写真家 津田直さんより
「観る」という行為は、 眼だけの感覚に頼れるものとは限らない。
時に写真は自ずから光を放つこともあれば、 我々の全身を包み込むような影となり、足元まで迫ってくることだってある。
写真家 ロバート・フランクの作品に触れたとき、 詩人のように呟く言葉が聞こえてきたかと思うと、匂いまでもが押し寄せてきた。
まるで煎りたてのコーヒーを飲むとき、その香りが道標となるように、 僕はその香りを一気に吸い込んだ。
「The Americans」 「Peru」 「Storylines」 「Paris」 「Seven Stories」 「Pangnirtung」 ・ ・ ・ 辿り着いた地域によって、土地の色はまるで違い、混ざりようがなかった。 世界は永遠にピースの合わないパズルのようで、断片として存在していた。

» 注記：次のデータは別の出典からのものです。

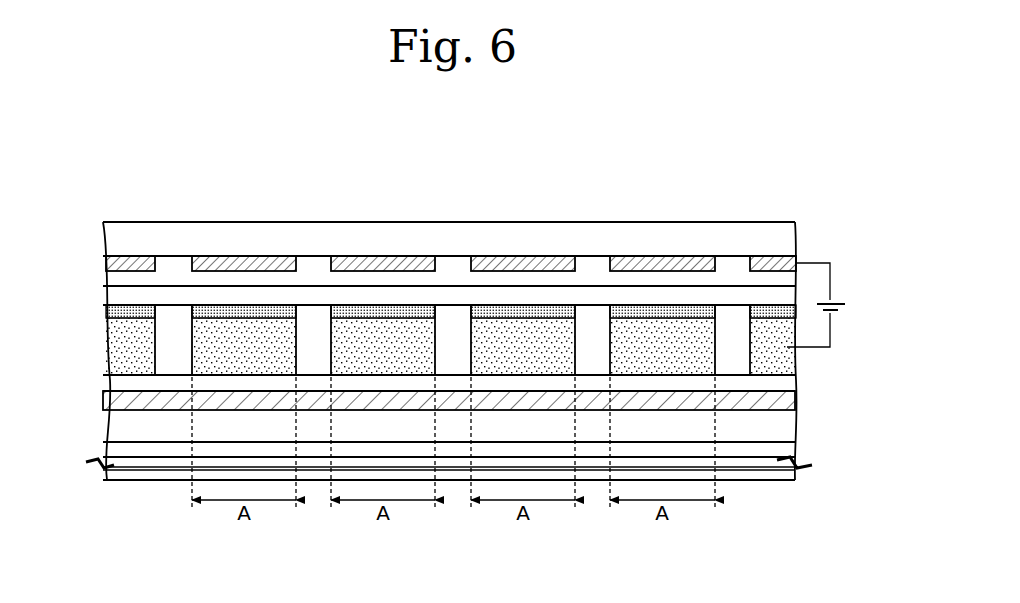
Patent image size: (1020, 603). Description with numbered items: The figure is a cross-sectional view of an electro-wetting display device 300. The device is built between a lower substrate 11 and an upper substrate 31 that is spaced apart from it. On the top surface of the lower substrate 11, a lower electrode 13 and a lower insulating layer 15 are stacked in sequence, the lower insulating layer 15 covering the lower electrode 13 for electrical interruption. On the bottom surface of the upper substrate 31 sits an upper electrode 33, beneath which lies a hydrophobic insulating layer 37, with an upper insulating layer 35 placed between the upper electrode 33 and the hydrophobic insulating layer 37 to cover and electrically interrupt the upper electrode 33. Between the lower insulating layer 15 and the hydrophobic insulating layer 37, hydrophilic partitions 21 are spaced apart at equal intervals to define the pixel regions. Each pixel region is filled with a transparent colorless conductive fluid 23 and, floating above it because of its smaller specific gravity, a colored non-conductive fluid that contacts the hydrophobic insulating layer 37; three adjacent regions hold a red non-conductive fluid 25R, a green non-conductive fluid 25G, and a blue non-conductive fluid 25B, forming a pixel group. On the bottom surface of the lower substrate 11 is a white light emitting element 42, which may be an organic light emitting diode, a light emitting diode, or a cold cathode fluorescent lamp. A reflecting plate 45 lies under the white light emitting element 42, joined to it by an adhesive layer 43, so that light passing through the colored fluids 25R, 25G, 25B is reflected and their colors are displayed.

展示を観ながら僕は十代の始めに旅したアメリカや、二十歳の頃にひと夏を過ごしたNYの街を思い出していた。 そこはかつて母が祖父の仕事の関係で、少女時代を過ごした国でもあった。 母の中に在るアメリカの記憶は、1950年代から1970年代にかけてのものだ。 僕はその時代のアメリカを知らない。
だが、見知らぬ土地の光景も、誰かの人生や映画、絵画や叙事詩などを通じて出会えば、 時空を越えて、時が動き始める瞬間がある。
フィルムのコマを追っていけば、写真集の扉を開けば、写真は再生されていく。 まずは歩き始めればいい。KIITOの広き空間の中を。フランク作品のスクリーンの中へ。
後は、新聞紙に刷られた写真を手に取り、今日の出来事として、記憶に刻み込めばいい。